Entre musiques métissées, soul, funk, jazz des années 60 et influences puisées dans ses racines algériennes, Mourad Benhammou partage sa vision du jazz d’aujourd’hui. Avec son quintet, il mêle orgue, vibraphone et rythmes variés. Invité récemment à Tunis pour la première édition du Jazz It Festival, qui s’est tenue du 29 au 31 mai, ce batteur né en France de parents algériens revient sur un parcours singulier, ses projets, ses influences multiples et ce lien fort qu’il entretient avec l’Algérie.

Pouvez-vous vous présenter et expliquer le contexte de votre présence à Tunis ?
Je suis Mourad Benhammou, batteur de jazz, né en France de parents algériens originaires de Constantine et d’Oran. Je suis à Tunis pour participer à la première édition et non des moindres du Jazz It Festival, organisé par mon ami de longue date, Malek Lakhoua. Nous nous sommes rencontrés à Tabarka, il y a plus de vingt ans. Aujourd’hui, je suis très heureux de voir ce qu’il a construit pour le jazz en Tunisie, et fier de faire partie de cette aventure.
Quels sont vos projets musicaux récents ?
Je viens de sortir un nouvel album avec mon quintet Les Soulful Drums, intitulé Silk and Soul, produit par Jazz It Records, le label fondé par Malek Lakhoua. L’album a été réalisé avec le soutien de l’Institut Français de Tunisie (IFT) et l'enregistrement a été capté en live à l’Institut français de Tunis. J’ai créé ce quintet en 2019 avec l’envie de proposer un son original, autour d’une instrumentation singulière : orgue, vibraphone, saxophone, guitare et batterie.
Avant cela, j’ai dirigé pendant vingt ans Jazz Workers, un autre quintet avec lequel j’ai sorti trois albums sur le label français Black & Blue. Je suis fidèle en musique : développer un son de groupe demande du temps, de l’écoute et de la constance. Je pense déjà à un volume 2 avec Les Soulful Drums.

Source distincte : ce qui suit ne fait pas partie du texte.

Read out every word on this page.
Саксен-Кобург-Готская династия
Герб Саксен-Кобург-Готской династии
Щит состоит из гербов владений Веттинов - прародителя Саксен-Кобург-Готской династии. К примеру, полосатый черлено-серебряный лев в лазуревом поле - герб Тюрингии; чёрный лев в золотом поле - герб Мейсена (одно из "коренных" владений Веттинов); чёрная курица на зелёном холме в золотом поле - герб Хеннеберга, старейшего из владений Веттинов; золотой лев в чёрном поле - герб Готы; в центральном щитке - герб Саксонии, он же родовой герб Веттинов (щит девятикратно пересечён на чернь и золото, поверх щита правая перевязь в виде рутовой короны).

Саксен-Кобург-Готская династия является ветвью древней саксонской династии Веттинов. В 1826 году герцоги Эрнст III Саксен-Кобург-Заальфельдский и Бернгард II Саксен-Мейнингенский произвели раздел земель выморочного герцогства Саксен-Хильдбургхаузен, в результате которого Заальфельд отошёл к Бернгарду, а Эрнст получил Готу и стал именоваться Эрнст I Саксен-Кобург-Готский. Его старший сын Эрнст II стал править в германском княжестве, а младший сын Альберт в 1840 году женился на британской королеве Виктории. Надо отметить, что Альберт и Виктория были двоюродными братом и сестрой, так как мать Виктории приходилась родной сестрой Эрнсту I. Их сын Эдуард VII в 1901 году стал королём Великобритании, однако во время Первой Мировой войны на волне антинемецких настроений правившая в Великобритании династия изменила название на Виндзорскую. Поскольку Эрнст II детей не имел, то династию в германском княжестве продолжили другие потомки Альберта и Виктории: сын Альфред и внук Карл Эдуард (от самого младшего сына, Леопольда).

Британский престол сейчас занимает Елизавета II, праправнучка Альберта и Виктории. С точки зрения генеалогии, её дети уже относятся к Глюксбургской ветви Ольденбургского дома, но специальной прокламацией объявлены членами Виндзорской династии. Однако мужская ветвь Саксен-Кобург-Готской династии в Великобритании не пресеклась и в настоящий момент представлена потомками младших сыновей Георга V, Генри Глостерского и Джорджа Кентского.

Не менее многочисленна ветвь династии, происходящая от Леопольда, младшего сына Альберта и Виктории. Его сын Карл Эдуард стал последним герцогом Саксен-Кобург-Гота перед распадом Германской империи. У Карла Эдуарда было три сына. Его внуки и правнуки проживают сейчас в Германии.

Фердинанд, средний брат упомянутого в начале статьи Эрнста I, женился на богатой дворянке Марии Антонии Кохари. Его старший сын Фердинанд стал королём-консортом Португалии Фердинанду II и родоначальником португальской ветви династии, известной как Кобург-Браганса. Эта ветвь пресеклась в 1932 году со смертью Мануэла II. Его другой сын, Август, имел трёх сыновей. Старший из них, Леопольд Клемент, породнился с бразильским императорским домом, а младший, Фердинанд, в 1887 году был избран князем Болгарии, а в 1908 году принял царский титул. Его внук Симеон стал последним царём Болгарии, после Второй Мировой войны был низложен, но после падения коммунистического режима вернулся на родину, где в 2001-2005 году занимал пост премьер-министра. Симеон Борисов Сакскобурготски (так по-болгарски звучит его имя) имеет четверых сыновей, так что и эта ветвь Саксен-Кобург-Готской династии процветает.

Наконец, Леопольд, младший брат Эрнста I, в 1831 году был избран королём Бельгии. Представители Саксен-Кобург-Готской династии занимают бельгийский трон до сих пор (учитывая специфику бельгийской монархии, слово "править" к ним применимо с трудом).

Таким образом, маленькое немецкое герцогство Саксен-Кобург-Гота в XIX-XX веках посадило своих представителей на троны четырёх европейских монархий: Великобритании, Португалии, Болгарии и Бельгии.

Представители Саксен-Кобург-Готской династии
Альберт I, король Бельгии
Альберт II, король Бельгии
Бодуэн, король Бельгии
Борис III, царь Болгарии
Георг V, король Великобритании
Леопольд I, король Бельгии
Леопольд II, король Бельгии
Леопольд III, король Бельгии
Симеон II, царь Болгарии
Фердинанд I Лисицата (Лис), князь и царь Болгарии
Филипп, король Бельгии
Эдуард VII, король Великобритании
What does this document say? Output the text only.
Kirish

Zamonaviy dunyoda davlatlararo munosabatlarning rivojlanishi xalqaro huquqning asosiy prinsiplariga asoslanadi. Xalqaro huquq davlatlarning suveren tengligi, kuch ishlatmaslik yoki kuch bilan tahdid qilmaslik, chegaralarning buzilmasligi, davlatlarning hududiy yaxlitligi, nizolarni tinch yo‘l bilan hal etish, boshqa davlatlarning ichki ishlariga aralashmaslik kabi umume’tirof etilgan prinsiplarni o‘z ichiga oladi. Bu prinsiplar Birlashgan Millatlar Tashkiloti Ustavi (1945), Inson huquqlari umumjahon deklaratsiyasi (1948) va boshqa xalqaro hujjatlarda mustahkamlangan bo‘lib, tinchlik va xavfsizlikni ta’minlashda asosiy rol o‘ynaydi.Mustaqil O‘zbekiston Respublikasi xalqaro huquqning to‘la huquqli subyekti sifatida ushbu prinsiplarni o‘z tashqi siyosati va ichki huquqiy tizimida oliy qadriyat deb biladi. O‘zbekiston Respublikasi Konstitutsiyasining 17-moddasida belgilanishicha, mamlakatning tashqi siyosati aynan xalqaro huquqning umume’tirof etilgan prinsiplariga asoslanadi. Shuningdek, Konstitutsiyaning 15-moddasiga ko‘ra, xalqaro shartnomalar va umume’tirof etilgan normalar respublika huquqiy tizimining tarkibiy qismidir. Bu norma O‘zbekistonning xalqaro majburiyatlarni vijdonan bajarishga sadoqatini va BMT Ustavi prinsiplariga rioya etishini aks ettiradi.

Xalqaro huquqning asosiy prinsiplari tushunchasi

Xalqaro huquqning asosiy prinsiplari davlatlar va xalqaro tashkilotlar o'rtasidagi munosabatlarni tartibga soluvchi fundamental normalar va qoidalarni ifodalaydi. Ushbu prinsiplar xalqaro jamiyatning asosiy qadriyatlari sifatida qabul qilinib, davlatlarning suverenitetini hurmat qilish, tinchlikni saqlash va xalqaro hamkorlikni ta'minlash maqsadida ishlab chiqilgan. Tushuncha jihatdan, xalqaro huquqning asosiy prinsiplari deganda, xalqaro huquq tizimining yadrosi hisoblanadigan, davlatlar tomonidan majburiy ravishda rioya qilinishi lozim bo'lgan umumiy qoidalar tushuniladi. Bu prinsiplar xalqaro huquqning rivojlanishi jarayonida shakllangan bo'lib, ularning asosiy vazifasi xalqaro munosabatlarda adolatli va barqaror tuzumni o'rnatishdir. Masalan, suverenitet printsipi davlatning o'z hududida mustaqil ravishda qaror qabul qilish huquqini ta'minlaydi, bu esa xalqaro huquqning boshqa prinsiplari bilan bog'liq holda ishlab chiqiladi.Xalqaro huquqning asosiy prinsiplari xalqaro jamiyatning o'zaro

Quelles sont vos influences musicales ?
J’ai commencé la batterie en autodidacte, vers 14 ans. À l’époque, il n’y avait pas Internet, ni YouTube : il fallait chercher, creuser, aller « au charbon ». Je me suis formé à l’oreille, en écoutant des vinyles trouvés parfois en cachette, et en observant les anciens. J’ai tenté le conservatoire, mais je n’y suis resté que vingt minutes : le professeur ne m’a transmis ni chaleur humaine ni envie de faire de la musique. J’ai donc décidé d’apprendre seul.
Mes influences sont multiples : le jazz des années 1950-1960 bien sûr, mais également la soul, le funk et le rock britannique (Led Zeppelin, Deep Purple, David Bowie). Puis, il y a les musiques arabes, celles de Warda, d'Abdelwahab, de Farid El Atrache, d’Asmahane, sans oublier les musiques du « bled » ; elles m’accompagnent toujours, elles m’habitent. Parfois, dans le jazz, je retrouve des résonances de ces sons-là. Cette filiation est naturelle pour moi.
Comment choisissez-vous vos musiciens et collaborateurs ?
L’humain est primordial. Si l’entente est bonne sur le plan humain, la musique peut naître; sinon il faut passer à autre chose. Plusieurs membres de mon quintet actuel sont des musiciens avec qui j’ai déjà collaboré. David Sauzay (saxophone) faisait partie de mon précédent quintet. J’ai rencontré le vibraphoniste Nicholas Thomas et le guitariste Yoan Fernandez à Paris, lors de jam sessions ou de répétitions.
Quant à César Pastre, l’organiste, c’est un jeune musicien talentueux qui apporte une vraie énergie au groupe. Oscar Marchioni, avec qui je partageais un local de répétition à Belleville, m’a également rejoint. Ce sont des rencontres musicales, mais surtout humaines. Le langage commun se tisse dans la confiance.
Avez-vous des souvenirs marquants de votre expérience en Algérie ?
Oui, absolument. J’ai participé à plusieurs éditions du festival Dima Jazz à Constantine, de la toute première jusqu’en 2012. Ce sont des souvenirs précieux. J’aimerais aujourd’hui représenter une forme de jazz « du bled », une expression forgée par mon parcours, que je souhaiterais ramener en Algérie comme une restitution naturelle. Partager le fruit de mon travail avec mon pays d’origine est un vrai désir.
J’aimerais aujourd’hui représenter une forme de jazz « du bled »
Je suis prêt à répondre à toute invitation. Il est temps de mettre davantage en lumière les artistes algériens issus de la diaspora, qu’ils soient musiciens, danseurs ou comédiens. Il y a un véritable patrimoine artistique à faire rayonner.